L’Impôt de Solidarité sur la Fortune, plus connu sous l’acronyme ISF, est, comme son nom l’indique, un impôt pesant sur la fortune du contribuable, il doit être payé par toute personne physique ou couple dont la valeur du patrimoine, au 1er janvier 2010, est supérieur à 790 000 €, son taux varie de 0,55 % à 1,80 %.
Concernant l’assurance vie, l’article 885 E du Code Général des Impôts, qui détermine l’assiette de l’ISF, précise que celui-ci porte sur l’ensemble des biens, droits et valeurs imposables, faisant ainsi entrer la valeur de rachat des contrats d’assurance vie dans le champ de celui-ci.
Il convient toutefois de nuancer ce propos ; en effet, comme le précise l’article 885 F, seuls les produits disposant d’une valeur de rachat sont à prendre en compte pour le calcul de cette imposition. Forts de ce constat, certains organismes proposant des contrats d’assurance vie ont alors élaboré des produits ne comportant aucune valeur de rachat pour une période donnée, généralement huit ans, les écartant ainsi du calcul de l’ISF. Mais, par une instruction du 12 janvier 2010, l’administration fiscale a précisé que la clause d’indisponibilité temporaire n’avait pour effet que de retarder le rachat ; en raison de cela, les contrats d’assurance vie présentant ces caractéristiques doivent tout de même être pris en compte pour le calcul de l’ISF.
L’abaissement du bouclier fiscal, au cours de l’année 2008, a toutefois permis de rendre l’assurance vie plus efficace en matière d’imposition, de nouvelles dispositions ayant été prises pour permettre d’exclure, les intérêts générés, du calcul du bouclier fiscal.
Dans une instruction du 26 août 2008, l’administration fiscale a ensuite précisé que les rendements acquis par le biais des contrats d’assurance vie monosupport et des assurances vie multisupports, pour lesquelles plus de 80 % de l’investissement est réalisé sur un fonds en euros, doivent effectivement être incorporés aux revenus à déclarer, au titre du bouclier fiscal, et ce, dès leur capitalisation.
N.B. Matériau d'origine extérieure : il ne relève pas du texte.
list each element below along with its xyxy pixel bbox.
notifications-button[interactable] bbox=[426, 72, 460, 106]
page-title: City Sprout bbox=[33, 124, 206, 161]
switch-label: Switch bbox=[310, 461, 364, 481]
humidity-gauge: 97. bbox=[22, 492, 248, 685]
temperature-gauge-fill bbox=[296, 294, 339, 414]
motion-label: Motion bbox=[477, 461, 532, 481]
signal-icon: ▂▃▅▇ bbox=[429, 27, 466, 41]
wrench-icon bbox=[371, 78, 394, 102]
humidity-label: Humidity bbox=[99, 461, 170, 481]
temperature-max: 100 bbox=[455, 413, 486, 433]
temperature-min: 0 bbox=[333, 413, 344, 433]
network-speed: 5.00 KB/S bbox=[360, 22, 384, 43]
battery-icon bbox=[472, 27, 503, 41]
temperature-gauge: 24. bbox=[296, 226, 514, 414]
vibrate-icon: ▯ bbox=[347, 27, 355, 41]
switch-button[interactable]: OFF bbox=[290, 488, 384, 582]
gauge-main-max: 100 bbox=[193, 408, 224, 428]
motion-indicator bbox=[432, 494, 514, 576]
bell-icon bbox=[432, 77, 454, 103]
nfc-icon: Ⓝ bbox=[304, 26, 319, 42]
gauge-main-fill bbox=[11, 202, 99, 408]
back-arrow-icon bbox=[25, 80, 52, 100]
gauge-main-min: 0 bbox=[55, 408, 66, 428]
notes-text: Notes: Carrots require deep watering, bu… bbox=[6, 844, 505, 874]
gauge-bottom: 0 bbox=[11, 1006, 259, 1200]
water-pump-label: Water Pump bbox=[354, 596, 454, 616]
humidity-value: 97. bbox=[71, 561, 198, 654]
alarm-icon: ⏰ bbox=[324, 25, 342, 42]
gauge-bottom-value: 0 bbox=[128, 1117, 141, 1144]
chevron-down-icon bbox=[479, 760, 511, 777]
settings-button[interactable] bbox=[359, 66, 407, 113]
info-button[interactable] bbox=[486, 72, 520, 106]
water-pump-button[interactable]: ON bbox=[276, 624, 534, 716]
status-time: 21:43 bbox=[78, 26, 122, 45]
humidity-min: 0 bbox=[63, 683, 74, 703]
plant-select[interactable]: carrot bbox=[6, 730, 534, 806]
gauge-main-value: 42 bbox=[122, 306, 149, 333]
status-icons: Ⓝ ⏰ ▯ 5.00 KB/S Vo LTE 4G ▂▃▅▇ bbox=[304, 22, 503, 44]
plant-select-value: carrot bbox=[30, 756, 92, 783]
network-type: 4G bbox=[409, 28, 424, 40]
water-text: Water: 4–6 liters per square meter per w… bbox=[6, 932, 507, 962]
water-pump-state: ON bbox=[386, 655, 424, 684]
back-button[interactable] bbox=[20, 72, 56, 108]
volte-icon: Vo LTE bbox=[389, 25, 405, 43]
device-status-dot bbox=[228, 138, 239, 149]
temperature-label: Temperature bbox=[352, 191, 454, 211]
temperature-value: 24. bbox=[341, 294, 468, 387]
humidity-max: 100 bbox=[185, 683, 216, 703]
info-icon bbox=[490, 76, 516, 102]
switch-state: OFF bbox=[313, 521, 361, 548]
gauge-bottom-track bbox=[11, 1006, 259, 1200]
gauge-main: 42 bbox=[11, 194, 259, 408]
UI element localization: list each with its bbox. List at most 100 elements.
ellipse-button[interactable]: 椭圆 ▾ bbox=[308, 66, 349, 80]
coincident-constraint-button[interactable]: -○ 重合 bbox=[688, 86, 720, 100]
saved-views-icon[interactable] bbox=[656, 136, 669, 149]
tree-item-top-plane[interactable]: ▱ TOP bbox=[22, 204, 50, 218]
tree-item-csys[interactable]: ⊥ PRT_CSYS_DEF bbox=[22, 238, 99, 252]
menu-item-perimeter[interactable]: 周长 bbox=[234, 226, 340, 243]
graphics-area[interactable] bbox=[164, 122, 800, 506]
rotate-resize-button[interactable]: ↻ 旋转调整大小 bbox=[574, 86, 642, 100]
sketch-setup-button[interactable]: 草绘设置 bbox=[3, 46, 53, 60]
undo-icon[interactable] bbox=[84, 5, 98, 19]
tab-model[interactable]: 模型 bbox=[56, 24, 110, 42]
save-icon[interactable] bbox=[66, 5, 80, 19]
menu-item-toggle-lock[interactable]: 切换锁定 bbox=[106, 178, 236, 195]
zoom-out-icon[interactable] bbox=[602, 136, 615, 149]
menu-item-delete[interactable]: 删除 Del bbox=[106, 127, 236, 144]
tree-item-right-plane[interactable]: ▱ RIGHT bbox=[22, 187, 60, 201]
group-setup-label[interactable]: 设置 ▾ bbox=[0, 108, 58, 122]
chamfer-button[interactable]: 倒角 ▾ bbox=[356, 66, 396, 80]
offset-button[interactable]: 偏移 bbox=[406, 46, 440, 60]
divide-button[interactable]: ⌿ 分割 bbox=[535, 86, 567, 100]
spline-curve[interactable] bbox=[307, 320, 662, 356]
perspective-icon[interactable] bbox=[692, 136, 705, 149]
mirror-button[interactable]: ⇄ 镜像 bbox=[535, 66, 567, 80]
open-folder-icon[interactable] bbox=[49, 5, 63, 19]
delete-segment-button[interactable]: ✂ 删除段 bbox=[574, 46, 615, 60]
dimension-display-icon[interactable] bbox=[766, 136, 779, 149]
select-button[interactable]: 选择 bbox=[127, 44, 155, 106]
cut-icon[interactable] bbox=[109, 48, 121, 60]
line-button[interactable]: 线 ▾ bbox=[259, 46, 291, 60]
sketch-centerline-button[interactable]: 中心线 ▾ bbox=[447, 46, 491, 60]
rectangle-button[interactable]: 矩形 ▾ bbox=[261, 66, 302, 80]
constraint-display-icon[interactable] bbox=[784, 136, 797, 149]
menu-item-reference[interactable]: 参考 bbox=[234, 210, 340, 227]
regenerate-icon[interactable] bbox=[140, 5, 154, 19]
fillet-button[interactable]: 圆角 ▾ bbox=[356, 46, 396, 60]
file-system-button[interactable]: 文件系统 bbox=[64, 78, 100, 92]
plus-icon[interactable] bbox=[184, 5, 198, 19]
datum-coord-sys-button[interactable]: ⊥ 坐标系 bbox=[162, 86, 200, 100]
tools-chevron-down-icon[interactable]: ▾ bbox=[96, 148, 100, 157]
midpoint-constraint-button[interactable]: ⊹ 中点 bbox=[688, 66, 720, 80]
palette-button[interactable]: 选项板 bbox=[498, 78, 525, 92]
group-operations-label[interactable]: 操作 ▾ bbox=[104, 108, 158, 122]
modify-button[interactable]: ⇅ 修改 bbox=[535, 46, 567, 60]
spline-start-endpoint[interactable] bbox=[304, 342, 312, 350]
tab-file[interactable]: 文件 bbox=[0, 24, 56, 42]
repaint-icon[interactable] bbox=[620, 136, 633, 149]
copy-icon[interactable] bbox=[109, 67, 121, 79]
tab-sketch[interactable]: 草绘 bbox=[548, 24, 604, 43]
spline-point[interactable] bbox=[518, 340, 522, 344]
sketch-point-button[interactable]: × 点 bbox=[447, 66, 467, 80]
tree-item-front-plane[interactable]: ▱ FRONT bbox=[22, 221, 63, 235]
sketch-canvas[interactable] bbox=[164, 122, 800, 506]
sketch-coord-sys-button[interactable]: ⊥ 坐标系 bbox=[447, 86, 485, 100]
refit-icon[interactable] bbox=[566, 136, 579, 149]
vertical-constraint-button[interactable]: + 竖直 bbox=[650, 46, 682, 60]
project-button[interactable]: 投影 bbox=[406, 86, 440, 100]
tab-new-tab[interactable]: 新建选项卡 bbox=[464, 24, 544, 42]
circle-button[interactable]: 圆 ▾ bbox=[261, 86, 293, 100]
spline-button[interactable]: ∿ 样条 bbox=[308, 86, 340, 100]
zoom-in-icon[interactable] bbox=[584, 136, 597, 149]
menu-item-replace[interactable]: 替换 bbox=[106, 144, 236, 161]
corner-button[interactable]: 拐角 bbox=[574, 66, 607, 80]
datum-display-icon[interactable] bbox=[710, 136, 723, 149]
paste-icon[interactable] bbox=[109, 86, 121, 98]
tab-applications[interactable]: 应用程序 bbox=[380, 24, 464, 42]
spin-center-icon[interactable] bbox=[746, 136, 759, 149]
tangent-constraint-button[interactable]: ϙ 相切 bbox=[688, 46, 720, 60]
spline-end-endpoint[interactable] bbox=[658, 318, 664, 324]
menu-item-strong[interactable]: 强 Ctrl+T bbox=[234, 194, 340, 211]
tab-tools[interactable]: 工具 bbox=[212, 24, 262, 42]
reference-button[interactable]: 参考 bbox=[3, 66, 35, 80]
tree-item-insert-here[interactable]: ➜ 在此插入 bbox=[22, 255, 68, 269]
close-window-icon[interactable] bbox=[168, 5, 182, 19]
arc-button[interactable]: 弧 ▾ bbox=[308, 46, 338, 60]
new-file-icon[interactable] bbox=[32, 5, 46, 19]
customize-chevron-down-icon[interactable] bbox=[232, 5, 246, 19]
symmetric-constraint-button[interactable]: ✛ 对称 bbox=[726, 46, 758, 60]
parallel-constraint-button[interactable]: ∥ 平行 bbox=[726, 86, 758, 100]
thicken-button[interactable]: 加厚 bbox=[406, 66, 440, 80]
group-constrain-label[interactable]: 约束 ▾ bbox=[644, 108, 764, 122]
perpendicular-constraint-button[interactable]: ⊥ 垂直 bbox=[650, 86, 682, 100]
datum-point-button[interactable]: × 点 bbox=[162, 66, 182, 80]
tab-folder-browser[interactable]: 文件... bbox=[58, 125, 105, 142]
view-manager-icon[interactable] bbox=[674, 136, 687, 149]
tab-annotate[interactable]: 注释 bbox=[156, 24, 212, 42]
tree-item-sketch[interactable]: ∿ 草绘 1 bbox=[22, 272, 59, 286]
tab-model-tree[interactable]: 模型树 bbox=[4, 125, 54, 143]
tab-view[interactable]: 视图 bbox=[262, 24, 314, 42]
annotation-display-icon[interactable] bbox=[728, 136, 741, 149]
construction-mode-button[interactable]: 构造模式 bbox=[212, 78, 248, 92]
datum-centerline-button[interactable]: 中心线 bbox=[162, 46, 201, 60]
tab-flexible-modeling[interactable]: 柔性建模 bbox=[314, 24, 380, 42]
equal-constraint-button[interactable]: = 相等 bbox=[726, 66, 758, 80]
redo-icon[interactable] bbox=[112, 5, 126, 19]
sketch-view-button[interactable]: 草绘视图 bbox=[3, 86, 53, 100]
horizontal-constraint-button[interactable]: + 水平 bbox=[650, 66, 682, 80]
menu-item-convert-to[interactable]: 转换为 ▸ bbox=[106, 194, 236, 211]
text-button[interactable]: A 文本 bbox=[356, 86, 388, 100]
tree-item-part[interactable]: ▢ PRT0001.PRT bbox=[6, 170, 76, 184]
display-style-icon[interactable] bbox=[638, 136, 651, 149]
Cette exception tient au fait que, à la différence des placements en unités de compte, les gains réalisés sur un fonds en euros sont définitivement acquis à la fin de l’année. Par sa décision du 13 janvier 2010, le Conseil d’Etat est, en partie, revenu sur la position de l’administration fiscale, en excluant tous les contrats d’assurance vie multisupports du calcul du revenu à déclarer dans le cadre du bouclier fiscal ; cette décision s’appuyant alors sur la possibilité, pour l’investisseur, de réorienter son épargne, placée à plus de 80 % dans un fonds en euros, vers des produits moins sécurisés, rendant, par là même, le rendement perçu plus hypothétique. Il convient également de préciser ici qu’une telle décision ne peut s’appliquer qu’aux contrats multisupports, les contrats monosupport ne permettant pas d’investir le capital sur des fonds en unités de compte.
Suite aux évolutions récentes en matière de fiscalité, et particulièrement la position prise par l’administration fiscale, le 12 janvier 2010, les investisseurs soumis à l’ISF pourraient être amenés à se tourner vers d’autres produits, tels que les contrats de capitalisation, qui permettent, pour leur part, de ne déclarer, dans le cadre de cet impôt, que le capital investi, les intérêts perçus en étant exonérés.